Court rejects frivolous argument brought by anti-abortion lobby while leaving others open
In a classic case of a “liberal” outcome created because lower courts fully or partially embraced completely lawless arguments brought by crank reactionary litigators, the Supreme Court today rejected the challenge to the FDA’s approval and expanded access to Mifepristone. This is a good outcome — there was always the possibility that the Court could have accepted 5CA’s more limited usurpation of the FDA’s authority, which still would have had major consequences (most notably allowing medication abortions for only 7 weeks instead of 10, taking generic mifepristone off the market, and requiring in-person vists the pandemic had shown were not necessary.) And it was unanimous (through Kavanaugh), so the most interesting remaining question about the case is whether Roberts had to work Alito to persuade him from not issuing some kind of insane dissent like Earl Warren did with Stanley Reed in Brown. As you might guess, the unanimity was achieved with a holding that the plaintiffs lacked standing:
The plaintiffs have sincere legal, moral, ideological, and policy objections to elective abortion and to FDA’s relaxed
regulation of mifepristone. But under Article III of the Constitution, those kinds of objections alone do not establish a justiciable case or controversy in federal court. Here, the plaintiffs have failed to demonstrate that FDA’s relaxed regulatory requirements likely would cause them to suffer an injury in fact. For that reason, the federal courts are the wrong forum for addressing the plaintiffs’ concerns about FDA’s actions.

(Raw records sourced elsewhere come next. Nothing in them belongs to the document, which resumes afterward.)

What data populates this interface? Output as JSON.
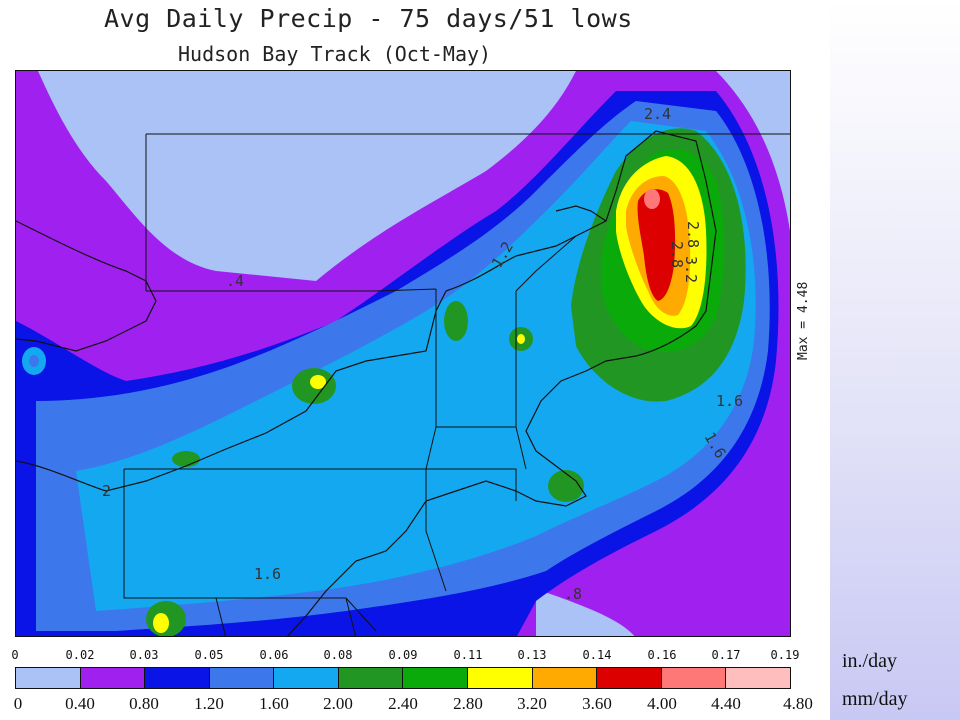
{
  "title": "Avg Daily Precip - 75 days/51 lows",
  "subtitle": "Hudson Bay Track (Oct-May)",
  "max_label": "Max = 4.48",
  "map": {
    "contour_labels": [
      "2.4",
      "2.8",
      "2.8",
      "3.2",
      "1.2",
      ".4",
      "1.6",
      "1.6",
      "1.6",
      ".8",
      "2"
    ]
  },
  "legend": {
    "in_day_ticks": [
      "0",
      "0.02",
      "0.03",
      "0.05",
      "0.06",
      "0.08",
      "0.09",
      "0.11",
      "0.13",
      "0.14",
      "0.16",
      "0.17",
      "0.19"
    ],
    "mm_day_ticks": [
      "0",
      "0.40",
      "0.80",
      "1.20",
      "1.60",
      "2.00",
      "2.40",
      "2.80",
      "3.20",
      "3.60",
      "4.00",
      "4.40",
      "4.80"
    ],
    "colors": [
      "#aac2f6",
      "#a020f0",
      "#0a14e6",
      "#3c78ec",
      "#14a8f0",
      "#229622",
      "#0aaa0a",
      "#ffff00",
      "#ffaa00",
      "#dc0000",
      "#ff7878",
      "#ffbebe"
    ],
    "unit_in": "in./day",
    "unit_mm": "mm/day"
  }
}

While I would have preferred a holding on the merits that preempted further challenges to the approval of mifepristone, the denial of standing is perfectly sound on its own merits. We should remember, though, that this procedural ruling doesn’t preempt another challenge to the availability of mifepristone that is looming:
Third, the Supreme Court conspicuously declined to address an argument at the heart of the plaintiffs’ theory: that the Comstock Act of 1873 imposes a nationwide ban on medication abortion. Conservative lawyers and judges are foaming at the mouth to revive this zombie anti-vice law, which puritanical male legislators enacted during a fit of moral panic about women’s equality. Jonathan Mitchell, one of Trump’s top lawyers, has already said he believes that the former president can and will wield it as a total abortion ban if he secures a second term. Trump, whose views on abortion regulation continue to be incomprehensible, nevertheless appears to be in tacit agreement with anti-abortion advocates that he will weaponize this law should he gain office. Although Justices Samuel Alito and Clarence Thomas brought up Comstock at oral argument in this case, SCOTUS has ducked the matter for now, possibly in an effort to stop it from becoming a campaign issue. Should Trump prevail, Comstock will roar back with a vengeance.
Winning this case is a lot better than losing, but this is very far from being over even as a legal issue.